High-quality multiple-choice questions (MCQs) are essential for effective student assessment in health education. However, the manual creation of MCQs is labour-intensive, requiring significant time and expertise. With the increasing demand for large and continuously updated question banks, artificial intelligence (AI), particularly large language models (LLMs) like ChatGPT, has emerged as a potential tool for automating question generation. While AI-assisted question generation has shown promise, its ability to match human-authored MCQs in terms of difficulty and discrimination indices remains unclear. This study aims to compare the effectiveness of AI-generated and faculty-authored MCQs in radiography education, addressing a critical gap in evaluating AI's role in assessment processes. The findings will be beneficial for educators and curriculum designers exploring AI integration into health education.

Methods

This study was conducted in Turkey during the 2024–2025 academic year. Participants included 56 students enrolled in the first year of the Medical Imaging Programme. Two separate 30-question MCQ exams were developed—one generated by ChatGPT-4o and the other by a faculty member. The questions were derived from radiographic anatomy and positioning content, covering topics such as cranial, vertebral, pelvic, and lower extremity radiographs.
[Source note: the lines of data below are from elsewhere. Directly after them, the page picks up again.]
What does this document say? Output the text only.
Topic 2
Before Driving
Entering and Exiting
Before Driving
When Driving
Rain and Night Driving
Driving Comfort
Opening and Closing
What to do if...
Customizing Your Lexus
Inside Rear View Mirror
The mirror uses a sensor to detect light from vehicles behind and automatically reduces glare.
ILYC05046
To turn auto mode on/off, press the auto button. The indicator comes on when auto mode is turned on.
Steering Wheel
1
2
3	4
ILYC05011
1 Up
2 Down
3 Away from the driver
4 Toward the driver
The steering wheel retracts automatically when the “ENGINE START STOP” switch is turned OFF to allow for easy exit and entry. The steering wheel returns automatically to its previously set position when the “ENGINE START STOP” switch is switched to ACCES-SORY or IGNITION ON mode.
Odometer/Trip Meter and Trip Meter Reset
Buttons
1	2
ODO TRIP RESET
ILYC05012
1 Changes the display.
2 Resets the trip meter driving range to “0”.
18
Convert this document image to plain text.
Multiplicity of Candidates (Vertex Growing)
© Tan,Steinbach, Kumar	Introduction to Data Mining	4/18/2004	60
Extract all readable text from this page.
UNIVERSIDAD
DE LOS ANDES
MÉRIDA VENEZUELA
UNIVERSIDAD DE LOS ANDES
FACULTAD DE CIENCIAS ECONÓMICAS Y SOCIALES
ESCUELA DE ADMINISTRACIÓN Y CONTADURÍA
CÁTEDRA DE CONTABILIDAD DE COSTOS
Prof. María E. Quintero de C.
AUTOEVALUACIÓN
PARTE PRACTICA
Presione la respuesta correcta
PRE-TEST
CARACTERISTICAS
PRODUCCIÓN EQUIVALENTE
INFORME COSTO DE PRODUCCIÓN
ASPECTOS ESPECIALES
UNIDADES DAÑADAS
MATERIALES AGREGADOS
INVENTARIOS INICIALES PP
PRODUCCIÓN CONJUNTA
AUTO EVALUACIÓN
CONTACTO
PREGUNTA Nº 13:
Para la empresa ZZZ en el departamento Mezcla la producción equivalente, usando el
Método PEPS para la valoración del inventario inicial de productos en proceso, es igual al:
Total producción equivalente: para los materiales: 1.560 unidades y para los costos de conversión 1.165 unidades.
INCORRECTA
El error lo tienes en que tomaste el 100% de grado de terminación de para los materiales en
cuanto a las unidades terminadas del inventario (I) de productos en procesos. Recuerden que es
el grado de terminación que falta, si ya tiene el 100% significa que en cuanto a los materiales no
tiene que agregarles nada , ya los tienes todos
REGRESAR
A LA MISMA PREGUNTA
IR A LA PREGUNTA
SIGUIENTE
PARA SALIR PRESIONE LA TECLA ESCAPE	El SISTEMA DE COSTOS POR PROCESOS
Each exam contained six questions per topic, categorised into easy, medium, and difficult levels. A quantitative research design was employed. Students took both exams on separate days, without knowing the source of the questions. Difficulty and discrimination indices were calculated for each question, and student feedback was collected using a 5-point Likert scale to evaluate their perceptions of the exams.

Results

A total of 56 out of 80 eligible students participated, yielding a response rate of 70 %. The mean number of correct answers are similar for ChatGPT (14.91 ± 4.25) and human expert exams (15.82 ± 4.73; p = 0.089). Exam scores showed moderate positive correlation (r = 0.628, p < 0.001). ChatGPT achieved an average difficulty index of 0.50 versus 0.53 for human experts. Discrimination indices were acceptable for 73.33 % of ChatGPT questions and 86.67 % of human expert questions.

Conclusion

LLMs like ChatGPT can generate MCQs of comparable quality to human expert questions, though slight limitations in discrimination and difficulty alignment remain. These models hold promise for supplementing assessment processes in health education.